Wholesale interest rate markets have responded dramatically to the clear signal from the Reserve Bank that any cut in the official cash rate (OCR) is off the table and the next move will be up, and sooner rather than later.
The central bank on Thursday held the benchmark mark interest rate at its record low of 2.5%.
The New Zealand dollar jumped to its highest level against its Australian counterpart in almost five years, rising to as much as 87.34 Australian cents. The kiwi rose further on Friday morning, and at 7am was at a fresh high of 87.6 Australian cents.
Shorter-term interest rates rose about 11 basis points, while 10-year rates jumped 13 points after the Reserve Bank signalled interest rates were likely to rise in the new year.
Bancorp Treasury Services senior client advisor Peter Cavanaugh said it had now ruled out any chance of a rate cut and put a timetable on when the OCR will rise.
"The Reserve Bank statement is consistent with what it said before.
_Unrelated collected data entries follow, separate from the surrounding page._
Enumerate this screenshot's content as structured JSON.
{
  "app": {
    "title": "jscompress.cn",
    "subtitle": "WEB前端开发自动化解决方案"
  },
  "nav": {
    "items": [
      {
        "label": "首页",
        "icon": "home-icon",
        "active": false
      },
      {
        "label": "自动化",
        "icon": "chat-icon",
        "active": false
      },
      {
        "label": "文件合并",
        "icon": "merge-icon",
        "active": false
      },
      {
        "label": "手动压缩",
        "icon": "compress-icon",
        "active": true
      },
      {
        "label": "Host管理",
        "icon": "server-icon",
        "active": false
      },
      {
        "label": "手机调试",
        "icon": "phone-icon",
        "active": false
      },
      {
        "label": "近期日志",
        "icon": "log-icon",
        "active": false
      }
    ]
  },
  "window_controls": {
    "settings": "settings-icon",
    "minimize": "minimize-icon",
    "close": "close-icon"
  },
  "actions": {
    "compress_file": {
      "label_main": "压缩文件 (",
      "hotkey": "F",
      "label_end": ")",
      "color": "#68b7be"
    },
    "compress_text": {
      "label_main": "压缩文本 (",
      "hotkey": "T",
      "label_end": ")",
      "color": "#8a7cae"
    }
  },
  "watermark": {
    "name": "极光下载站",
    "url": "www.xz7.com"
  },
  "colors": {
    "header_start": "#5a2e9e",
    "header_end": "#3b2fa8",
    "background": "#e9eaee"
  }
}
The only difference is that the Reserve Bank has made it abundantly clear that their next OCR rise will be next year, and there will not be an OCR cut," Mr Cavanaugh said.
Westpac chief economist Dominick Stephens said the Reserve Bank had materially changed its stance.
"Since December 2011 the Reserve Bank has held a firmly 'on hold' bias for the OCR. They've explicitly shifted to the idea that the OCR will be going up," he said.
"The key sentence was that 'the removal of monetary stimulus will likely be needed in the future'. That's code for OCR hikes from a low level but they have ruled out hiking this year."
Mr Stephens expected the OCR to increase early next year.